Türkei entscheidet nicht allein über Flüchtlingsverteilung

Bereits verabredet wurden massive Hilfen für die Unterbringung der bereits zweieinhalb Millionen syrischen Flüchtlinge in der Türkei. Gleichzeitig soll das Land seine Küsten besser sichern, helfen, die illegale Migration zu unterbinden und jene, die es doch nach Griechenland schaffen, wieder zurücknehmen. Im Gegenzug darf die Türkei eine begrenzte Zahl syrischer Flüchtlinge in die EU weiterreisen lassen. Beim Auswahlprozedere sind noch Details zu klären, das Prinzip allerdings sei klar, sagt Bundeskanzlerin Angela Merkel: "Das wird nicht die Türkei alleine entscheiden, sondern wir haben uns vorgenommen, das sind grad die Details die noch ausgearbeitet werden müssen, dass bei einer solchen Entscheidung dann natürlich der UNHCR, also der UN-Flüchtlingsrat, eine Bedeutung haben muss. Das heißt, dort gibt es eine lange Erfahrung. Welche Familien sind besonders bedürftig? Wo ist das angebracht? Da wird eine wirklich objektive Auswahl getroffen."    

AfD hat laut Merkel kein wirkliches Flüchtlingskonzept

Angela Merkel hofft, dass es durch die Kooperation mit der Türkei gelingt, die Flüchtlingszahlen deutlich zu reduzieren. Anderenfalls würde der innenpolitische Druck auf sie weiter zunehmen, auch durch das Erstarken der AfD, die bisher allerdings kein Konzept habe, über das man reden könnte: "Aber, ich sage auch, dass die Menschen Sorgen haben und sie sehen, dass das Thema Flüchtlinge noch nicht so gelöst ist, dass sie den Eindruck haben, dass wir da schon alle Probleme bewältigt haben. Dazu gehört die Frage, werden die, die kein Bleiberecht haben, die nicht aus Schutz vor Krieg und Verfolgung zu uns kommen, auch wirklich dann wieder nach Hause gebracht. Zweitens kommt es zu der Frage, dass Wohnraum knapp wird, dass die Sicherheit in Gefahr ist."

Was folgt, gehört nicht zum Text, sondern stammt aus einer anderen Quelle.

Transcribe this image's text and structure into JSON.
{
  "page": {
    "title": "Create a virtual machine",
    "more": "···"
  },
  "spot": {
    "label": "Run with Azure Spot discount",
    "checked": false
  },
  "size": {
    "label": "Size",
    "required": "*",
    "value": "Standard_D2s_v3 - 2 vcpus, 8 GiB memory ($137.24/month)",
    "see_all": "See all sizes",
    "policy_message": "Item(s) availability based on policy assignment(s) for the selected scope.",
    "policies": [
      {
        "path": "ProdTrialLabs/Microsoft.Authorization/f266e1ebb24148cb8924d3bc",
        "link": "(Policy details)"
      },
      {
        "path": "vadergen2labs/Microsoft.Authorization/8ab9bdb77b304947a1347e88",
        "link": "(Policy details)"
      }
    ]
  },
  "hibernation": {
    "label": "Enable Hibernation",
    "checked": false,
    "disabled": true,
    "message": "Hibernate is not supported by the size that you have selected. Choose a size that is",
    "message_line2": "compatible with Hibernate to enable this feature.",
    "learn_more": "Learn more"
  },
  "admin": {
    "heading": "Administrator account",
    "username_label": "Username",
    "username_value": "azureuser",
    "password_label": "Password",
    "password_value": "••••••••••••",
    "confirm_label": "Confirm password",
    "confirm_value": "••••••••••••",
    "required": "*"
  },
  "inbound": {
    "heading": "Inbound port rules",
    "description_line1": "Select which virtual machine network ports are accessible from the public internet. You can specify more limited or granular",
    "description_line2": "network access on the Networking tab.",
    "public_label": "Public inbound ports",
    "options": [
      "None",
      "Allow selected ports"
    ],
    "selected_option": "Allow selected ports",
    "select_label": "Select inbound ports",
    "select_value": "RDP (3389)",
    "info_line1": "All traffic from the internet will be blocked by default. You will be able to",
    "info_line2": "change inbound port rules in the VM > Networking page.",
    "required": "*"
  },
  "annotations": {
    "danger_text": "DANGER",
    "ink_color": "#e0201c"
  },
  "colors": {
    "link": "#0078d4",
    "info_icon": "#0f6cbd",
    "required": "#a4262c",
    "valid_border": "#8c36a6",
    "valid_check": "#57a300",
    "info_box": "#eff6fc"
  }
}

Auf all diese Fragen müsse die Politik Antworten geben. Auf den bevorstehenden Wahlsonntag wird dies aber vermutlich wenig Einfluss haben. Abgeschrieben hat die CDU-Vorsitzende noch keine der drei Landtagswahlen. Aber sie ahnt wohl schon, dass es für die Union schlecht laufen könnte.